Глава 22 КЕЙТ

Мы поселились в большом зеленом коттедже, который предоставил нам колледж. Когда начались занятия, Роберт стал еще реже бывать дома, а писал теперь на нашем новом чердаке и по ночам. Мне не нравилось туда подниматься из-за запаха, и я держалась подальше. Я проходила ту стадию, когда день и ночь беспокоишься о ребенке. Возможно, потому, что я начала чувствовать, как он ворочается и лягается во мне, «ощущала новую жизнь», — как сказала мне наблюдающая сестра. Стоило ему притихнуть, я уже не сомневалась, что он болен, а скорее мертв. Я больше не покупала бананов в бакалее, куда выбиралась на нашей новой, очень старой машине, потому что прочитала где то, что в них есть вещества, способные вызвать ужасные врожденные уродства. Вместо этого я время от времени отправлялась в Гринхилл с большой пустой корзиной, наполняла ее экологически чистыми фруктами и йогуртами, которые были для нас дороговаты. И как же мы станем оплачивать ребенку колледж, если не можем себе позволить купить безвредного винограда?

От всего этого я была вне себя. Я уже потеряла надежду, что из меня получится хорошая мать, а не скучная, раздражительная истеричка, горстями глотающая валиум. Я почти жалела, что нам удалось зачатие: из самых благородных соображений тревожась за несчастного крошку, которому придется обходиться тем, что смогу дать ему я и жалкая судьба сына художника. А что, если оттого что Роберт все время дышит химическим испарениями, его сперма мутировала? Как же я раньше не подумала! Я забиралась в постель с книгой и плакала. Мне нужен был Роберт, и когда нам случалось ужинать вместе, я рассказывала ему о своих предчувствиях, а он обнимал и целовал меня, и твердил, что нет никаких причин волноваться, но после ужина ему нужно на совещание, потому что кафедра решает, нанимать ли нового специалиста по горным видам спорта. Мне постоянно его не хватало, и тем неприятнее было видеть, что его это не слишком заботит.

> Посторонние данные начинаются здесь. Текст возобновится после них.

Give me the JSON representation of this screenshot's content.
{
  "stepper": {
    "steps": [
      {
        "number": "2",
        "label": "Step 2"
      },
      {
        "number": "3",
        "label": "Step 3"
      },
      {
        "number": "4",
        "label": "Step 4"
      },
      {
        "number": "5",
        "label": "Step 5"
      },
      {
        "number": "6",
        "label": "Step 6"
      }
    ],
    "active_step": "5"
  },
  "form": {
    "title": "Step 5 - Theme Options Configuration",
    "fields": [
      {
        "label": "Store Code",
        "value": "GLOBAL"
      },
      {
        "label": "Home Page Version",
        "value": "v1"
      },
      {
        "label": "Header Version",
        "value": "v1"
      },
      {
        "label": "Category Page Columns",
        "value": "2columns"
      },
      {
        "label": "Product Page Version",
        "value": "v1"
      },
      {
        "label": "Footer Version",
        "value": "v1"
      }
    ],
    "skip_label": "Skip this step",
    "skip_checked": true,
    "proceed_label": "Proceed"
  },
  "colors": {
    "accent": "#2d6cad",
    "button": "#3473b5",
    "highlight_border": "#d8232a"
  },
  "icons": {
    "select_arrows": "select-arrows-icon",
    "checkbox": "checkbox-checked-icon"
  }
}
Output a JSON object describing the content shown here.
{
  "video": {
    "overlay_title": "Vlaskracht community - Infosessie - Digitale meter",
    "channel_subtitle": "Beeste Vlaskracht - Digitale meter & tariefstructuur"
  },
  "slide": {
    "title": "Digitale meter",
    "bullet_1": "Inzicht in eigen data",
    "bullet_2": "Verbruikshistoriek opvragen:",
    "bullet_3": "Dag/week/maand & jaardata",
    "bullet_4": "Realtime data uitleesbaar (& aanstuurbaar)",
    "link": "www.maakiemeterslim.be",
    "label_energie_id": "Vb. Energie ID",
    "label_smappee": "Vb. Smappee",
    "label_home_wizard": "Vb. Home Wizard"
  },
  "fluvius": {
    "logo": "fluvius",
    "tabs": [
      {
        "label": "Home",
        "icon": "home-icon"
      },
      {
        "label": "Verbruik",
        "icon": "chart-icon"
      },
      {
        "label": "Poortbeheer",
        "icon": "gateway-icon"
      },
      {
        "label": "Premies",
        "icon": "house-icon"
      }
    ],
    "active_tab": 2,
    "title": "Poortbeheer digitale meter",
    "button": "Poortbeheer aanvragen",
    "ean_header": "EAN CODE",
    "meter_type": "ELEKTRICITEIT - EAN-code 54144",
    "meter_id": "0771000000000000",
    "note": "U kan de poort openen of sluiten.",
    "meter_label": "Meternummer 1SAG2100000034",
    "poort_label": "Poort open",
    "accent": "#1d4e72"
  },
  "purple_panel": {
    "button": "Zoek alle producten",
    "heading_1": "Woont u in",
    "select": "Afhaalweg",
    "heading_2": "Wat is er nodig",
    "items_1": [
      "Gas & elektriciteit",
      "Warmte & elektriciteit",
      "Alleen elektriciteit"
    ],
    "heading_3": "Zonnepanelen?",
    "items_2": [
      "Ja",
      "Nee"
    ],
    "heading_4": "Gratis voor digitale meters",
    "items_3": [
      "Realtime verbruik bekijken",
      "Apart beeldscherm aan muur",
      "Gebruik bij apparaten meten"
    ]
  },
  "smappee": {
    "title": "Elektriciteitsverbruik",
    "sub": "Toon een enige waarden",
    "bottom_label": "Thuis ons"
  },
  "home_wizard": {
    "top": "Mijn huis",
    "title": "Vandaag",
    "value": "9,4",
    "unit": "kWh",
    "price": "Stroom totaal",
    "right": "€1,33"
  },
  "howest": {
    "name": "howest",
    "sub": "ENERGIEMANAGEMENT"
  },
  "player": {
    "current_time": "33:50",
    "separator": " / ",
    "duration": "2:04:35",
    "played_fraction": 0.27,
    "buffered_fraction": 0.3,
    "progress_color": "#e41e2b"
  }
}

И в самом деле, Роберт в свободное от занятий время все больше времени проводил на чердаке. Может быть, поэтому я долго не замечала, что у него нарушился сон. Однажды утром он не вышел к завтраку. Я знала, что он писал всю ночь, как нередко случалось, и лег в постель с рассветом. Для меня было уже привычно в таких случаях находить его половину кровати пустой, потому что он вскоре после нашего переезда затащил на чердак старый диван. В тот день он объявился только к полудню, волосы на голове справа стояли дыбом. Мы вместе перекусили, и он ушел на дневные занятия.


Думаю, тот день мне запомнился в основном потому, что позвонили с кафедры. Они интересовались здоровьем Роберта, студенты сообщили, что он два раза подряд пропустил утренние классы. Я попыталась вспомнить, как он проводил последние дни, но не смогла. У меня самой в голове все путалось от слабости, живот уже так вырос, что я с трудом наклонялась, чтобы застелить постель. Я сказала, что спрошу его, когда он придет, но что, по-моему, дома его не было.

На самом деле я много спала и поздно просыпалась, а потому полагала, что он уходит, не разбудив меня, но теперь засомневалась. Я прошла к подножию короткой лестницы, которая вела к нему на чердак, и открыла дверь. Лестница выглядела неприступной для меня, как Эверест, однако я подобрала платье и принялась потихоньку взбираться наверх. Мне пришло в голову, что от этого могут начаться схватки. Но если и так, то что ж? Я уже доносила до безопасного срока, и акушерка на прошлой неделе бодро сообщила мне, что я могу рожать, «когда вздумается». Я разрывалась между желанием увидеть лицо нашего сына или дочери и надеждой оттянуть неизбежный миг, когда наш малыш взглянет мне в глаза и поймет, что я сама не знаю, что натворила.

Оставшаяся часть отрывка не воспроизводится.